Here's a good analogy from the computer world (I know, geeks here): the book is akin to being handed a grimoire on PostScript language when all you need to do is to print a couple of documents.

To summarize, if you are already well-versed in Mayan history, script, and culture, you would absolutely LOVE this book as it will greatly deepen your knowledge of specific events in Mayan history in a well supported, documented, and illustrated manner. If you are - like me - just want to learn more about Maya, their history, religion, culture, and maybe even get some very basic understanding of the principles of their writing system, this is probably not the book you are looking for.

This incredible, eye-opening text will stay with me for a long time. To see, to hear, to feel this pre-Columbian world in their own words is a pleasure and a privalege. The written Maya language is so eloquent, clever, succinct. So compelling and beautiful.

There are tales of the great ahau (king), Kʼinich Janaab Pakal or Pakal the Great, and his son using public art to give their mothers and grandmothers royal-level legitimacy, tales of strategic arranged marriages in Yaxchilán, tales of fantastic public ritual and spiritual planes of existence, innovations in warfare in Tikal and innovative governance in Chitzén Itzá, and the age of cities winking out of existence, of the written record going dark, of final bits of public art left unfinished mid-sentence...tales of Maya survivors reaching past this dark age to the European age of exploration, the last remnants of a lost world, of books being destroyed to encourage religious conversion. And then to have modern Maya learn how to write like the ancients did, rekindling an ancient literacy...this whole book is worth the read. It is a mind-bending exploration.

I loved it. I want more.
informative slow-paced

I picked this up even though I learned from the index that Xunantunich, one of the only Mayan sites I've visited, was mentioned only once in a throwaway line. Of course, Mayan history is interesting enough to be read about by more than academics and tourists. 'A Forest of Kings' is a deceptively fat book, its last 150 pages are appendices and endnotes, and the main text is full of illustrations which makes it a much easier read than you might think. The authors are certainly academics, but they've made a really great effort to reduce technical details to a minimum and put the bulk of their evidence into the aforementioned appendices and footnotes.

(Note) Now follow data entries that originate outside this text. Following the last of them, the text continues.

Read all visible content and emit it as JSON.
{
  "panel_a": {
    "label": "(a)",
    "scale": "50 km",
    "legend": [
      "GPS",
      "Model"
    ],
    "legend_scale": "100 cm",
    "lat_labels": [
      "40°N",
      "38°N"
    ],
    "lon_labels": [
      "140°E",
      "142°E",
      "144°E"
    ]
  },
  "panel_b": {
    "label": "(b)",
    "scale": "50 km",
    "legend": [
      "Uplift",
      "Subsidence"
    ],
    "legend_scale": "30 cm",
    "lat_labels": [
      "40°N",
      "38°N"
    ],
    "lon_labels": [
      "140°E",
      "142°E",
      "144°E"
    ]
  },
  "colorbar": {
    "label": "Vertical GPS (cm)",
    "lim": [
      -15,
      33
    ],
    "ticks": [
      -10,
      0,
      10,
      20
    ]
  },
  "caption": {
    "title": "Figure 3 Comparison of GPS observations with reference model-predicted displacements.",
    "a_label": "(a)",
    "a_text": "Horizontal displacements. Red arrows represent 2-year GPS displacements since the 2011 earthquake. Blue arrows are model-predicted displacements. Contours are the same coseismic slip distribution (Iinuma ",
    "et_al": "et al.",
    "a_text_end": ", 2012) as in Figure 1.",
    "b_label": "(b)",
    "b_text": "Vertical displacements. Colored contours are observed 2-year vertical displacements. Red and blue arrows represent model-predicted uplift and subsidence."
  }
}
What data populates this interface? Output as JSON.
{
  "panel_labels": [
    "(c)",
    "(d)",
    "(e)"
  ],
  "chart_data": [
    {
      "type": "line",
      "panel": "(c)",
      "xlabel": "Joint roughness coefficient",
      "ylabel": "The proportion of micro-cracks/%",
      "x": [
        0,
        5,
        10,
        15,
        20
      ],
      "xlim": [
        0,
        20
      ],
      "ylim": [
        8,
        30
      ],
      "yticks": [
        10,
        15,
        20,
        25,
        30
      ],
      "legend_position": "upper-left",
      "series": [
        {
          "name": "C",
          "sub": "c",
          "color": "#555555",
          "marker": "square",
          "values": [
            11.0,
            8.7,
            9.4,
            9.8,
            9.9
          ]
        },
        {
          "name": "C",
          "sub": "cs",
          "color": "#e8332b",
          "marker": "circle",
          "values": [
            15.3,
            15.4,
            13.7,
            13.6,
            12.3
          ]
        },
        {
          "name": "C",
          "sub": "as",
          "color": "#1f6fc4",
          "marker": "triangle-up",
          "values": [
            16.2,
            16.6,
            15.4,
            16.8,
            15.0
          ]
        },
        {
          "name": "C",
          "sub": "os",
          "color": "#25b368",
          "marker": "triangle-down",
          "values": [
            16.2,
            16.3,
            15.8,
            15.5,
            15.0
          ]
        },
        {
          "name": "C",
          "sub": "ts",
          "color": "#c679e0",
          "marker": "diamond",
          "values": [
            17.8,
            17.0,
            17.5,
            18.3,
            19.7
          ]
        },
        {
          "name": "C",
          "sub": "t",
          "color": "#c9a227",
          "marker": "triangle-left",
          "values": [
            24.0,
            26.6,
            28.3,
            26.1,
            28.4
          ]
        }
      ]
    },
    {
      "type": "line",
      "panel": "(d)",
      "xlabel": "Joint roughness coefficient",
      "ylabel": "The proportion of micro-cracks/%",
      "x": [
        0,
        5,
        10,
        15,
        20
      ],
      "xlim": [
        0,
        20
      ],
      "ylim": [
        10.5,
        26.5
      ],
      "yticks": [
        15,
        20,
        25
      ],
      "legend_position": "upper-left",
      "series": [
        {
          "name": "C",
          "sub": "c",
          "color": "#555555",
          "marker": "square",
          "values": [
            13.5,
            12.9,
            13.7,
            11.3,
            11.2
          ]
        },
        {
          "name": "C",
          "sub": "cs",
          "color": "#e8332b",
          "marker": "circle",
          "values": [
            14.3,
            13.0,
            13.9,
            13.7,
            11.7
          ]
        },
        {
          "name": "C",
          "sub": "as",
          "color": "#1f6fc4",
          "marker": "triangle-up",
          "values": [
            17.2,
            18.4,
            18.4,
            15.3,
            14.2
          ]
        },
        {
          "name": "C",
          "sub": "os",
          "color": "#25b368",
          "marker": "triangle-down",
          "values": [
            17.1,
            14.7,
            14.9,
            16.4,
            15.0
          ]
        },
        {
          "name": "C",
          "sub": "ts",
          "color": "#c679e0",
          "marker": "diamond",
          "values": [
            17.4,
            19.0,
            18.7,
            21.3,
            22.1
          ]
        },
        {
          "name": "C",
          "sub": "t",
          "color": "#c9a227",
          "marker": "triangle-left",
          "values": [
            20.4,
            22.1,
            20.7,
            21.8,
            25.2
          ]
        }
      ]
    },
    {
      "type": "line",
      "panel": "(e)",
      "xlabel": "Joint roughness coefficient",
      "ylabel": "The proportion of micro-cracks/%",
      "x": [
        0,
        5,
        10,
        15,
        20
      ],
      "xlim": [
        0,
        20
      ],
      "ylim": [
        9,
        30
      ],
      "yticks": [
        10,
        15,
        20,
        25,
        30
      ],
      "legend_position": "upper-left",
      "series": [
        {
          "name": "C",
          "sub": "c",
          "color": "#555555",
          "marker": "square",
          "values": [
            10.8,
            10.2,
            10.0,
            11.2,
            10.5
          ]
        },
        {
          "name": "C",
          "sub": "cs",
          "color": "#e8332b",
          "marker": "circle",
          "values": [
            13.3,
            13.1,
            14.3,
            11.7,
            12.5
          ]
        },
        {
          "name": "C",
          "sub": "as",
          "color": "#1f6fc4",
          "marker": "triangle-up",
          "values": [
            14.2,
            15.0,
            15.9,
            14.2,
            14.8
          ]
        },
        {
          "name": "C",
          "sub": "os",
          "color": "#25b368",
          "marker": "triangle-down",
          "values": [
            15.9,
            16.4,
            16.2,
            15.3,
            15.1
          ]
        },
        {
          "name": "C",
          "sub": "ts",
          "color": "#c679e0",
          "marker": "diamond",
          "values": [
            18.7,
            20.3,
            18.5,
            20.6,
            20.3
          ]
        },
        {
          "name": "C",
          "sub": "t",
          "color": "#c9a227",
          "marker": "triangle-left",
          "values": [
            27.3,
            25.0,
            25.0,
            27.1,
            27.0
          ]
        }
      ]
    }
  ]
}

I think they did too good of a job there. Every chapter has at least one or two vignettes of hypothetical situations drawn from the archaeological and linguistic record which makes for interesting reading but they are the product of so much well-imagined guesswork that I can't suppress my skepticism even after I've flipped to the back to read the notes for that page. 

The book is out of date, with almost all of the chapters referencing ongoing excavations and translation of findings, but the picture they present seemed fair-minded and, prose embellishments aside, firmly based on the evidence available to them and many of the illustrations are side-by-side simple translations of Mayan writing into English.

Reading this I understood why my professors had not assigned much reading on the history of the Maya, focusing on ecological impact instead, because there is, quite simply, a lot of one-sided historical data. With much of it, it is almost impossible to find a middle ground. There is this ~400 page treatment, and statements such as: "various small monarchic city-states exist in a state of near-constant warfare for 1000 years." A gross over-simplification, but if you want to get beyond that you're going to need to sit down and read 'A Forest of Kings', or a book of similar length.